Per se, Afghanistan by itself has absolutely no strategic importance or value. Its only importance is that in the recent past it has been a base for extra-territorial terrorist attacks on third-countries. Au fond the real and indeed perhaps only issue raised by the American statement is: will the end of American and Western combat forces from the fighting and the possibly reduction in the size of the Afghan Army mean what exactly vis-`a-vis the Taliban forces in the field? Only this week, there was a leak of a American military document which clearly seems to show that sans the American-lead forces, the Taliban feel quite capable to ousting the Karzai regime from power and installing themselves instead 3. If this is in fact the case, what will be the extra-Afghanistan repercussions of the ouster of the American-Western backed Karzai government? Will there be none because the Taliban will concentrate upon remaining in power and unlike the situation in the 1990's, not care to meddle in the affairs of other countries? Or conversely will a Taliban-ruled Afghanistan be once more a magnet for terrorist elements world-wide? And if so, how will this state of affairs differ in anyway from say what is now going on in parts of say Yemen and Somalia? Per contra, it could be argued that lying as it does at the crossroads of the Middle East, the Asia Sub-continent and Central Asia, that Afghanistan is the ultimate 'road to somewhere' and thus cannot be simply abandoned without there being some negative strategic repercussions `a la what occurred the last time that the Americans left circa 1989-1992 4.
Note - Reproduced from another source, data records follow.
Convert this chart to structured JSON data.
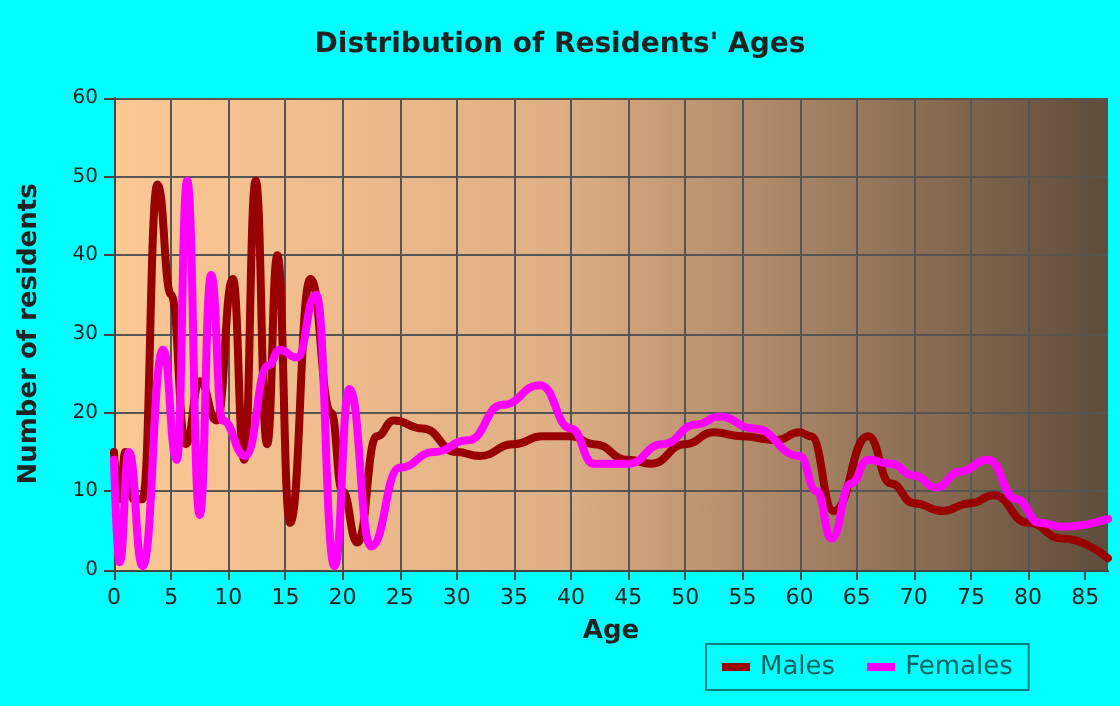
{
  "chart_data": {
    "type": "line",
    "title": "Distribution of Residents' Ages",
    "xlabel": "Age",
    "ylabel": "Number of residents",
    "xlim": [
      0,
      87
    ],
    "xticks": [
      0,
      5,
      10,
      15,
      20,
      25,
      30,
      35,
      40,
      45,
      50,
      55,
      60,
      65,
      70,
      75,
      80,
      85
    ],
    "ylim": [
      0,
      60
    ],
    "yticks": [
      0,
      10,
      20,
      30,
      40,
      50,
      60
    ],
    "grid": true,
    "legend": "bottom",
    "marker": "none",
    "line_style": "solid",
    "series": [
      {
        "name": "Males",
        "color": "#990000",
        "x": [
          0,
          0.5,
          1,
          1.7,
          2.5,
          3.8,
          5,
          6.3,
          7.5,
          9,
          10.4,
          11.4,
          12.4,
          13.4,
          14.3,
          15.4,
          17.2,
          19,
          20,
          21.3,
          23,
          24.5,
          27,
          30,
          32,
          35,
          37.5,
          40,
          42,
          45,
          47,
          50,
          52.5,
          55,
          58,
          60,
          61,
          63,
          66,
          68,
          70,
          72.5,
          75,
          77,
          80,
          83,
          87
        ],
        "values": [
          15,
          9,
          15,
          9,
          9,
          49,
          35,
          16,
          24,
          19,
          37,
          14,
          49.5,
          16,
          40,
          6,
          37,
          20,
          10,
          3.5,
          17,
          19,
          18,
          15,
          14.5,
          16,
          17,
          17,
          16,
          14,
          13.5,
          16,
          17.5,
          17,
          16.5,
          17.5,
          17,
          7.5,
          17,
          11,
          8.5,
          7.5,
          8.5,
          9.5,
          6,
          4,
          1.5
        ]
      },
      {
        "name": "Females",
        "color": "#ff00ff",
        "x": [
          0,
          0.5,
          1.3,
          2.5,
          4.3,
          5.5,
          6.4,
          7.5,
          8.5,
          9.5,
          11.5,
          13.5,
          14.5,
          16,
          17.7,
          19.3,
          20.6,
          22.5,
          25,
          28,
          31,
          34,
          37.3,
          40,
          42,
          45,
          48,
          51,
          53,
          56,
          60,
          61.5,
          62.8,
          64.5,
          66,
          68,
          70,
          72,
          74,
          76.5,
          79,
          81,
          83,
          87
        ],
        "values": [
          14,
          1,
          15,
          0.5,
          28,
          14,
          49.5,
          7,
          37.5,
          19,
          14.5,
          26,
          28,
          27,
          35,
          0.5,
          23,
          3,
          13,
          15,
          16.5,
          21,
          23.5,
          18,
          13.5,
          13.5,
          16,
          18.5,
          19.5,
          18,
          14.5,
          10,
          4,
          11,
          14,
          13.5,
          12,
          10.5,
          12.5,
          14,
          9,
          6,
          5.5,
          6.5
        ]
      }
    ]
  }
}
1. Anthony Cordesman, "The Real issues in Afghanistan: looking beyond undefined policy statements and slogans." Center of Strategic and International Studies. 2 February 2012, in

2. Leslie Gelb, "Obama's Faster, Smarter, Afghan Exit." The Daily Beast. 1 February 2012.

3. "Taliban will take over from U.S. and NATO in Afghanistan-leaked U.S. report." Strategic Culture Foundation: online journal. 3 February 2012, ,in

4. For the Lord Avon's amusing expression: the 'road to somewhere', see: Sir Charles Arthur Evelyn Shuckburgh, Descent to Suez: Foreign Office Diaries, 1951-1956. 1987, p.